John and Jane’s spikier arguments about race don’t necessarily find a satisfying resolution. Sometimes, the scene just moves on, and Jane never gets a full apology for John’s casually hurtful remarks. But regardless of the emotional distance or dysfunction that permeates their marriage, at the heart of it, these two bitterly flawed characters still choose each other. And isn’t that a nice sentiment from a man who once disdained marriage and kids and recently tied the knot with the mother of his children?
But one shouldn’t focus solely on what Glover brings to the screen as one-half of the central couple. Erskine claims the spotlight as Jane, providing Glover with a well-matched performance as John’s better half. It would be wrong to reduce her part to just being Waller-Bridge’s replacement, as Glover allows Erskine’s singular strengths and ability to complement the story shine through. She more than holds her own as Glover’s scene partner, moving effortlessly from scenes of action and comedy to strong emotion. One hopes she is well on her way to becoming a household name in her own right.
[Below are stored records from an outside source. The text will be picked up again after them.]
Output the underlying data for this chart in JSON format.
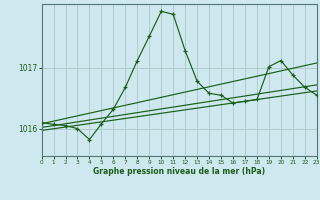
{
  "title": "Graphe pression niveau de la mer (hPa)",
  "bg_color": "#cfe8ef",
  "grid_color": "#b0cccc",
  "line_color": "#1a5e1a",
  "x_min": 0,
  "x_max": 23,
  "y_min": 1015.55,
  "y_max": 1018.05,
  "y_ticks": [
    1016,
    1017
  ],
  "x_ticks": [
    0,
    1,
    2,
    3,
    4,
    5,
    6,
    7,
    8,
    9,
    10,
    11,
    12,
    13,
    14,
    15,
    16,
    17,
    18,
    19,
    20,
    21,
    22,
    23
  ],
  "y_main": [
    1016.1,
    1016.07,
    1016.05,
    1016.0,
    1015.82,
    1016.08,
    1016.32,
    1016.68,
    1017.12,
    1017.52,
    1017.93,
    1017.88,
    1017.28,
    1016.78,
    1016.58,
    1016.55,
    1016.42,
    1016.45,
    1016.48,
    1017.02,
    1017.12,
    1016.88,
    1016.68,
    1016.55
  ],
  "x_main": [
    0,
    1,
    2,
    3,
    4,
    5,
    6,
    7,
    8,
    9,
    10,
    11,
    12,
    13,
    14,
    15,
    16,
    17,
    18,
    19,
    20,
    21,
    22,
    23
  ],
  "trend1_x": [
    0,
    23
  ],
  "trend1_y": [
    1016.02,
    1016.72
  ],
  "trend2_x": [
    0,
    23
  ],
  "trend2_y": [
    1015.97,
    1016.62
  ],
  "trend3_x": [
    0,
    23
  ],
  "trend3_y": [
    1016.08,
    1017.08
  ]
}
What’s interesting is how Erskine’s very presence allows viewers to frame the show with metatextual aspects of Glover’s public persona, especially when it relates to race. There have been criticisms levelled at the multi-hyphenate regarding his views on Asian women since his early Childish Gambino rapper days when he used fetishizing language to describe us. And people have gone so far as to pass judgment on the ethnicity of the women he has dated and now married, so it’s not unexpected that these topics would come up.
But in Mr. and Mrs. Smith, where Glover’s character is married to, working with, attracted to, and constantly having spirited debates with his half-Asian partner, their interracial relationship is actually one of the smallest aspects of the show’s themes. The far more interesting ideas are in how these two people reconcile their differences in heightened circumstances, negotiating professional and personal secrets, learning how to make compromises, and trying to build a life together in unusual environments.
Whatever deliberate and/or accidental references to real life that Mr. and Mrs. Smith evokes, alongside the raw and authentic emotional beats that it hits, the show forms a rich tapestry that exceeds the initially threadbare premise of hot married spies. Glover delivers his particular brand of polished yet provocative storytelling, aided by co-creator Francesca Sloane (who also wrote for Atlanta), and manages to be mostly successful in merging the personal and professional. Just like John and Jane.